Come hanno spiegato i rappresentanti dell’azienda, non si tratta di un nuovo attacco, ma piuttosto di vecchi database di login e password raccolti dagli aggressori tramite infostealer e altri attacchi degli ultimi anni.
“Le segnalazioni di una ‘violazione di Gmail che ha interessato milioni di utenti’ sono false. Gmail e i suoi utenti sono protetti in modo affidabile”, hanno dichiarato i rappresentanti di Google. L’azienda ha inoltre sottolineato che la fonte delle voci di una fuga di dati importante era un database contenente i log degli infostealer, nonché credenziali rubate durante attacchi di phishing e altri attacchi.
Il fatto è che questo database è stato recentemente reso pubblico tramite la piattaforma di analisi delle minacce Synthient ed è stato poi aggiunto all’aggregatore di perdite Have I Been Pwned (HIBP).

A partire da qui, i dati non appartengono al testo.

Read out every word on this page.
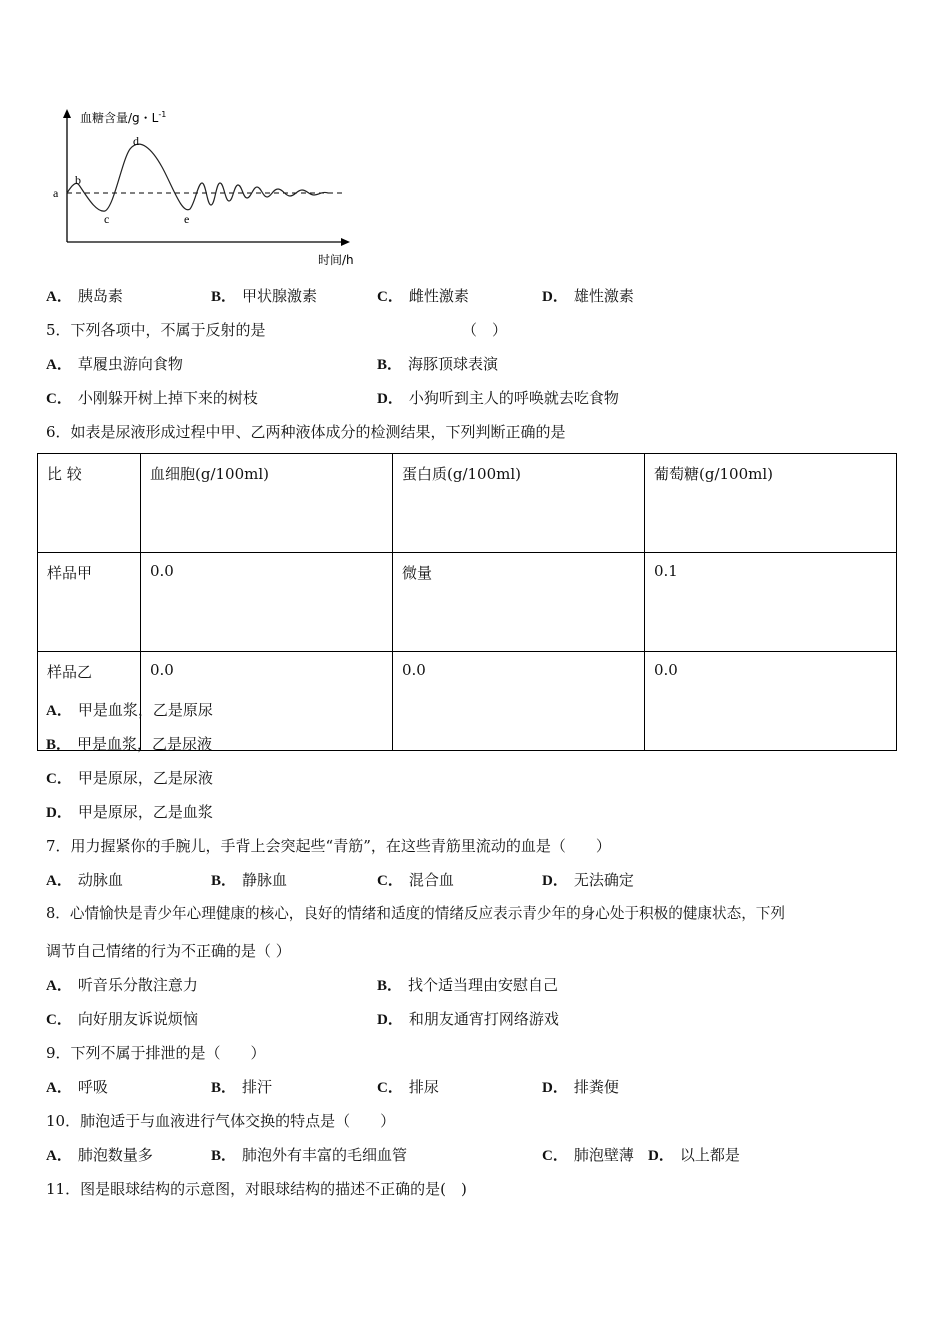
血糖含量/g・$L^{-1}$
时间/h
a
b
c
d
e
A． 胰岛素	B． 甲状腺激素	C． 雌性激素	D． 雄性激素
5．下列各项中，不属于反射的是	（　）
A． 草履虫游向食物	B． 海豚顶球表演
C． 小刚躲开树上掉下来的树枝	D． 小狗听到主人的呼唤就去吃食物
6．如表是尿液形成过程中甲、乙两种液体成分的检测结果，下列判断正确的是
比 较	血细胞(g/100ml)	蛋白质(g/100ml)	葡萄糖(g/100ml)
样品甲	0.0	微量	0.1
样品乙	0.0	0.0	0.0
A． 甲是血浆，乙是原尿
B． 甲是血浆，乙是尿液
C． 甲是原尿，乙是尿液
D． 甲是原尿，乙是血浆
7．用力握紧你的手腕儿，手背上会突起些“青筋”，在这些青筋里流动的血是（　　）
A． 动脉血	B． 静脉血	C． 混合血	D． 无法确定
8．心情愉快是青少年心理健康的核心，良好的情绪和适度的情绪反应表示青少年的身心处于积极的健康状态，下列
调节自己情绪的行为不正确的是（ ）
A． 听音乐分散注意力	B． 找个适当理由安慰自己
C． 向好朋友诉说烦恼	D． 和朋友通宵打网络游戏
9．下列不属于排泄的是（　　）
A． 呼吸	B． 排汗	C． 排尿	D． 排粪便
10．肺泡适于与血液进行气体交换的特点是（　　）
A． 肺泡数量多	B． 肺泡外有丰富的毛细血管	C． 肺泡壁薄 D． 以上都是
11．图是眼球结构的示意图，对眼球结构的描述不正确的是(　)
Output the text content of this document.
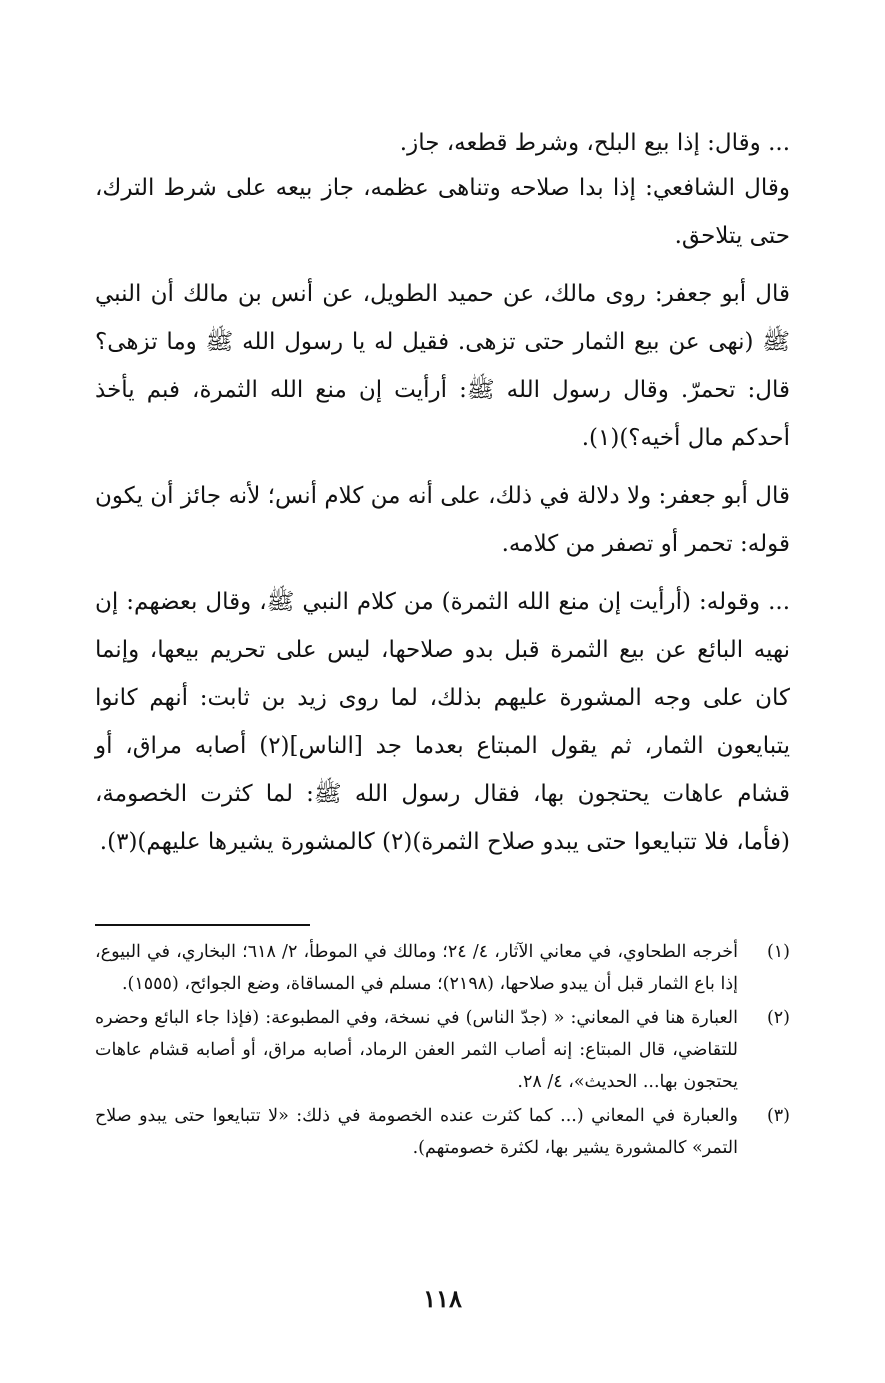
... وقال: إذا بيع البلح، وشرط قطعه، جاز.

وقال الشافعي: إذا بدا صلاحه وتناهى عظمه، جاز بيعه على شرط الترك، حتى يتلاحق.

قال أبو جعفر: روى مالك، عن حميد الطويل، عن أنس بن مالك أن النبي ﷺ (نهى عن بيع الثمار حتى تزهى. فقيل له يا رسول الله ﷺ وما تزهى؟ قال: تحمرّ. وقال رسول الله ﷺ: أرأيت إن منع الله الثمرة، فبم يأخذ أحدكم مال أخيه؟)(١).

قال أبو جعفر: ولا دلالة في ذلك، على أنه من كلام أنس؛ لأنه جائز أن يكون قوله: تحمر أو تصفر من كلامه.

... وقوله: (أرأيت إن منع الله الثمرة) من كلام النبي ﷺ، وقال بعضهم: إن نهيه البائع عن بيع الثمرة قبل بدو صلاحها، ليس على تحريم بيعها، وإنما كان على وجه المشورة عليهم بذلك، لما روى زيد بن ثابت: أنهم كانوا يتبايعون الثمار، ثم يقول المبتاع بعدما جد [الناس](٢) أصابه مراق، أو قشام عاهات يحتجون بها، فقال رسول الله ﷺ: لما كثرت الخصومة، (فأما، فلا تتبايعوا حتى يبدو صلاح الثمرة)(٢) كالمشورة يشيرها عليهم)(٣).

(١)
أخرجه الطحاوي، في معاني الآثار، ٤/ ٢٤؛ ومالك في الموطأ، ٢/ ٦١٨؛ البخاري، في البيوع، إذا باع الثمار قبل أن يبدو صلاحها، (٢١٩٨)؛ مسلم في المساقاة، وضع الجوائح، (١٥٥٥).
(٢)
العبارة هنا في المعاني: « (جدّ الناس) في نسخة، وفي المطبوعة: (فإذا جاء البائع وحضره للتقاضي، قال المبتاع: إنه أصاب الثمر العفن الرماد، أصابه مراق، أو أصابه قشام عاهات يحتجون بها... الحديث»، ٤/ ٢٨.
(٣)
والعبارة في المعاني (... كما كثرت عنده الخصومة في ذلك: «لا تتبايعوا حتى يبدو صلاح التمر» كالمشورة يشير بها، لكثرة خصومتهم).
١١٨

Il creatore di HIBP, Troy Hunt, ha confermato che il database di Synthient contiene circa 183 milioni di credenziali, inclusi login, password e indirizzi web su cui sono state utilizzate. Secondo Hunt, non si tratta di una singola fuga di dati: queste informazioni sono state raccolte nel corso degli anni da canali Telegram, forum, dark web e altre fonti. Inoltre, questi account non sono correlati a una singola piattaforma, ma a migliaia, se non milioni, di siti web e servizi diversi.
Inoltre, il 91% dei record era già apparso in altre fughe di notizie ed era presente nel database HIBP, mentre solo 16,4 milioni di indirizzi erano nuovi.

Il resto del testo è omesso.